New essay summarizing some of my latest thoughts on AI safety, ~3500 words. I explain why I think that some of the thought experiments that have previously been used to illustrate the dangers of AI are flawed and should be used very cautiously, why I'm less worried about the dangers of AI than I used to be, and what are some of the remaining reasons for why I do continue to be somewhat worried.
Backcover celebrity endorsement: "Thanks, Kaj, for a very nice write-up. It feels good to be discussing actually meaningful issues regarding AI safety. This is a big contrast to discussions I've had in the past with MIRI folks on AI safety, wherein they have generally tried to direct the conversation toward bizarre, pointless irrelevancies like "the values that would be held by a randomly selected mind", or "AIs with superhuman intelligence making retarded judgments" (like tiling the universe with paperclips to make humans happy), and so forth.... Now OTOH, we are actually discussing things of some potential practical meaning ;p ..." -- Ben Goertzel
I don't see that (4) should be necessary; I may be misunderstanding it.

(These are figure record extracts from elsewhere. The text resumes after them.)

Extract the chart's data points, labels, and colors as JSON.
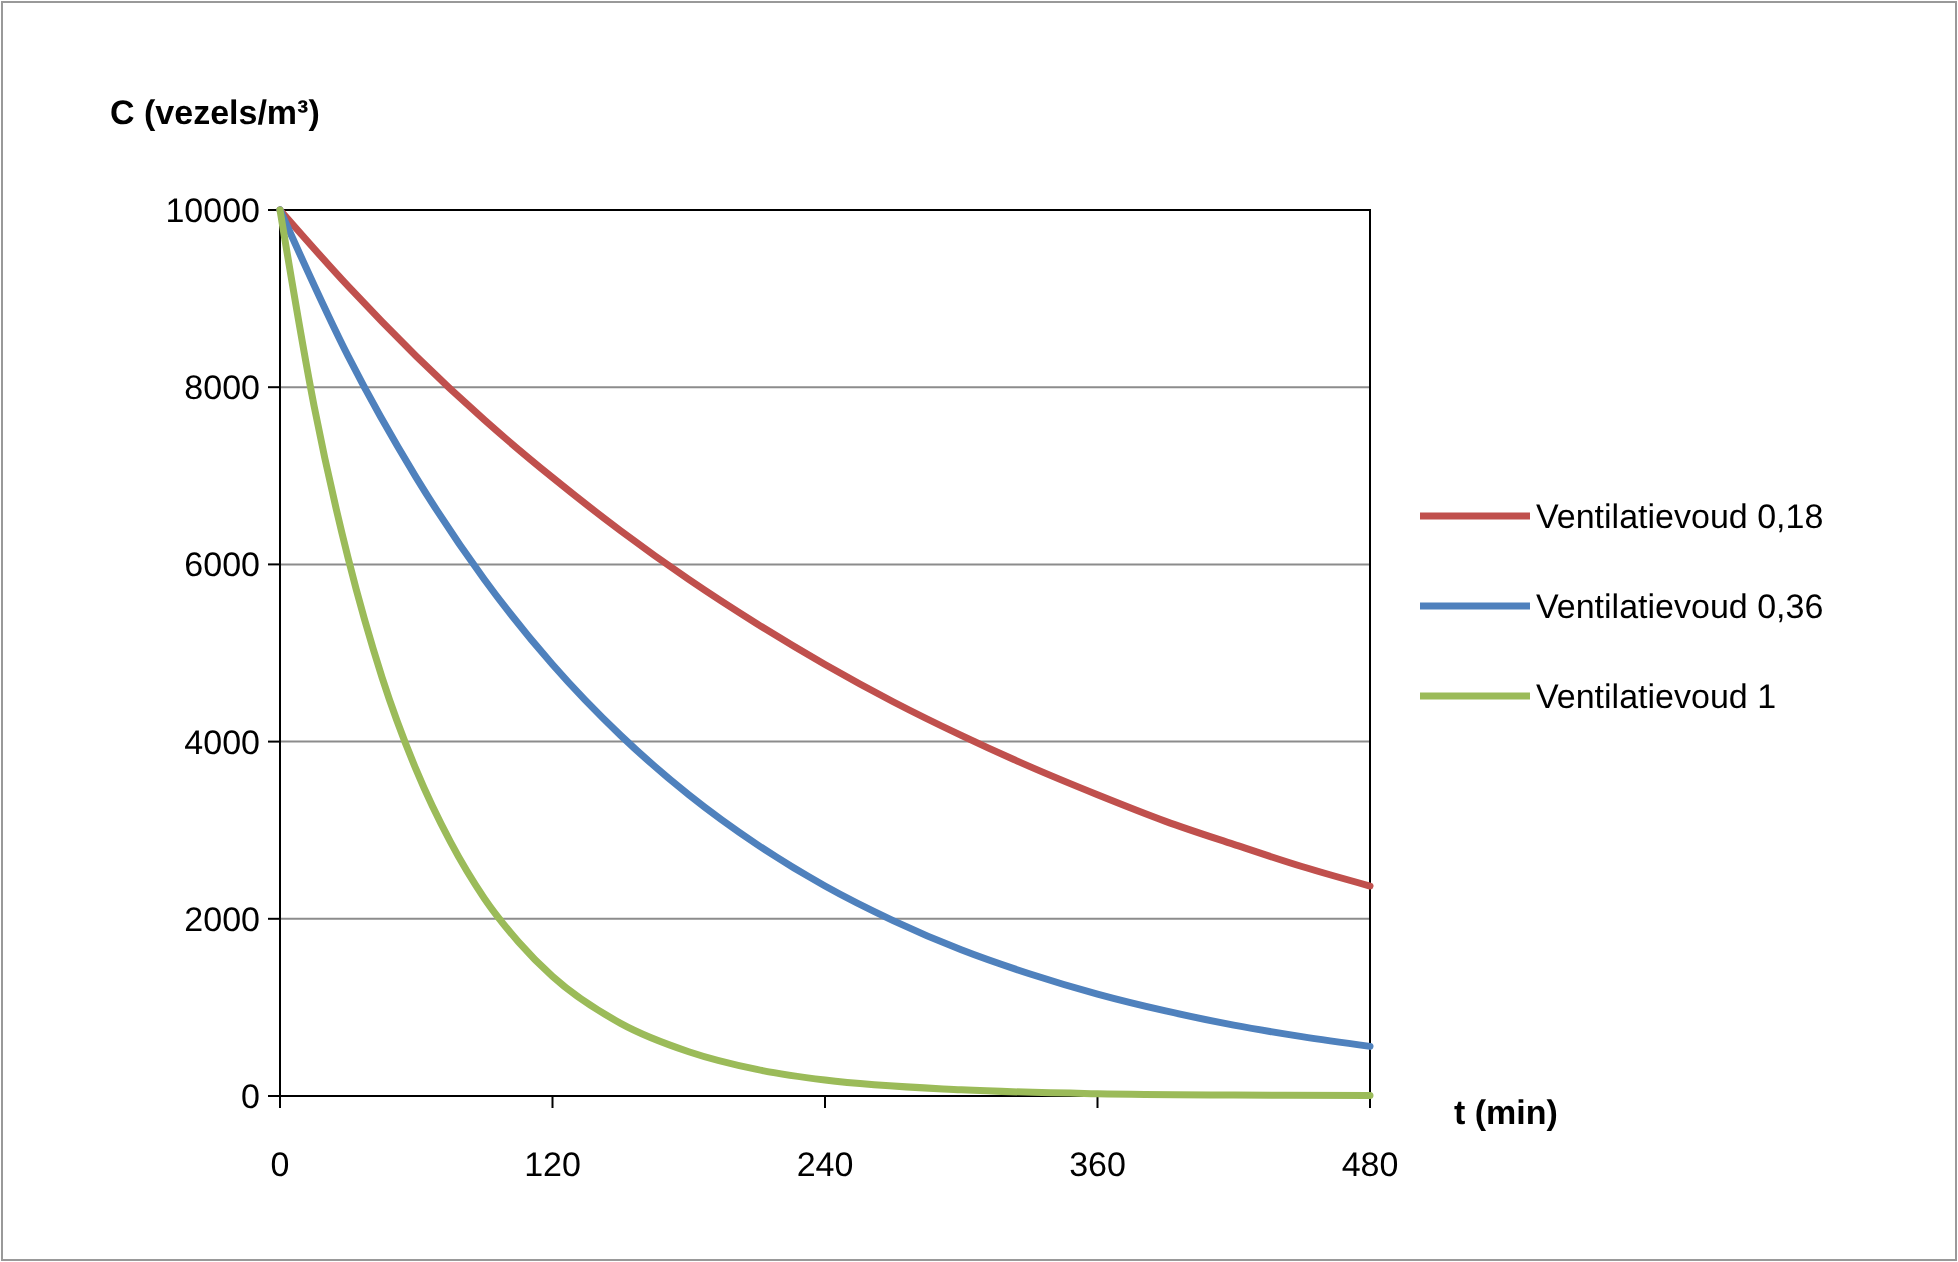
{
  "chart_data": {
    "type": "line",
    "ylabel": "C (vezels/m³)",
    "xlabel": "t (min)",
    "xlim": [
      0,
      480
    ],
    "xticks": [
      0,
      120,
      240,
      360,
      480
    ],
    "ylim": [
      0,
      10000
    ],
    "yticks": [
      0,
      2000,
      4000,
      6000,
      8000,
      10000
    ],
    "grid": "y",
    "legend": "right",
    "marker": "none",
    "line_style": "solid",
    "series": [
      {
        "name": "Ventilatievoud 0,18",
        "color": "#c0504d",
        "x": [
          0,
          30,
          60,
          90,
          120,
          150,
          180,
          210,
          240,
          270,
          300,
          330,
          360,
          390,
          420,
          450,
          480
        ],
        "values": [
          10000,
          9140,
          8350,
          7630,
          6980,
          6380,
          5830,
          5330,
          4870,
          4450,
          4070,
          3720,
          3400,
          3100,
          2840,
          2590,
          2370
        ]
      },
      {
        "name": "Ventilatievoud 0,36",
        "color": "#4f81bd",
        "x": [
          0,
          30,
          60,
          90,
          120,
          150,
          180,
          210,
          240,
          270,
          300,
          330,
          360,
          390,
          420,
          450,
          480
        ],
        "values": [
          10000,
          8350,
          6980,
          5830,
          4870,
          4070,
          3400,
          2840,
          2370,
          1980,
          1650,
          1380,
          1150,
          960,
          800,
          670,
          560
        ]
      },
      {
        "name": "Ventilatievoud 1",
        "color": "#9bbb59",
        "x": [
          0,
          15,
          30,
          45,
          60,
          75,
          90,
          105,
          120,
          150,
          180,
          210,
          240,
          300,
          360,
          420,
          480
        ],
        "values": [
          10000,
          7790,
          6070,
          4720,
          3680,
          2870,
          2230,
          1740,
          1350,
          820,
          500,
          300,
          180,
          70,
          25,
          10,
          5
        ]
      }
    ]
  }
}
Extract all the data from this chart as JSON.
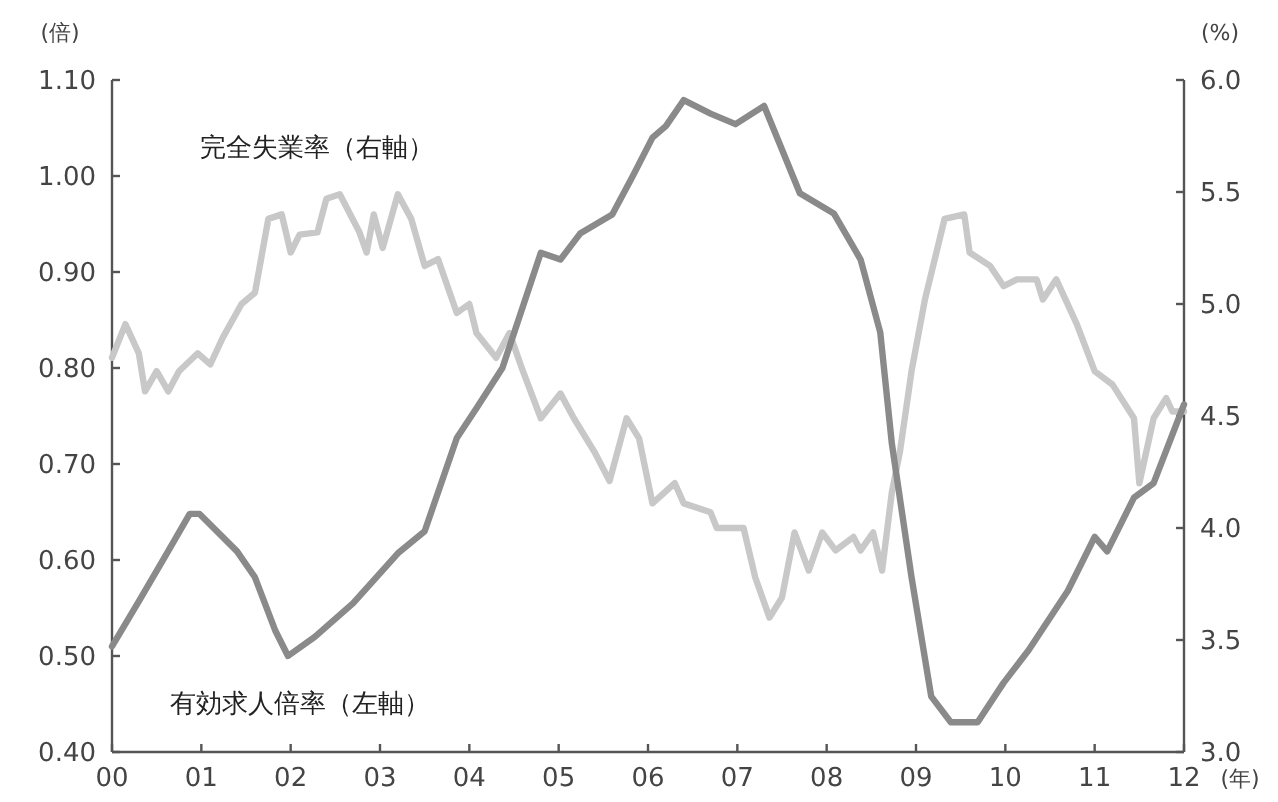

If you apply a change of basis to the inputs to a non-linearity, then I'm sure it will destroy performance. If you apply a change of basis to the outputs, then those outputs will cease to look meaningful, but it won't stop the algorithm from working well. But just because the behavior of the algorithm is robust to applying a particular linear scrambling doesn't mean that the representation is not natural, or that all of the scrambled representations must be just as natural as the one we started with.
Yeah I should be a bit more careful on number 4. The point is that many papers which argue that a given NN is learning "natural" representations do so by looking at what an individual hidden unit responds to (as opposed to looking at the space spanned by the hidden layer as a whole). Any such argument seems dubious to me without further support, since it relies on a sort of delicate symmetry-breaking which can only come from either the training procedure or noise in the data, rather than the model itself. But I agree that if such an argument was accompanied by justification of why the training procedure or data noise or some other factor led to the symmetry being broken in a natural way, then I would potentially be happy.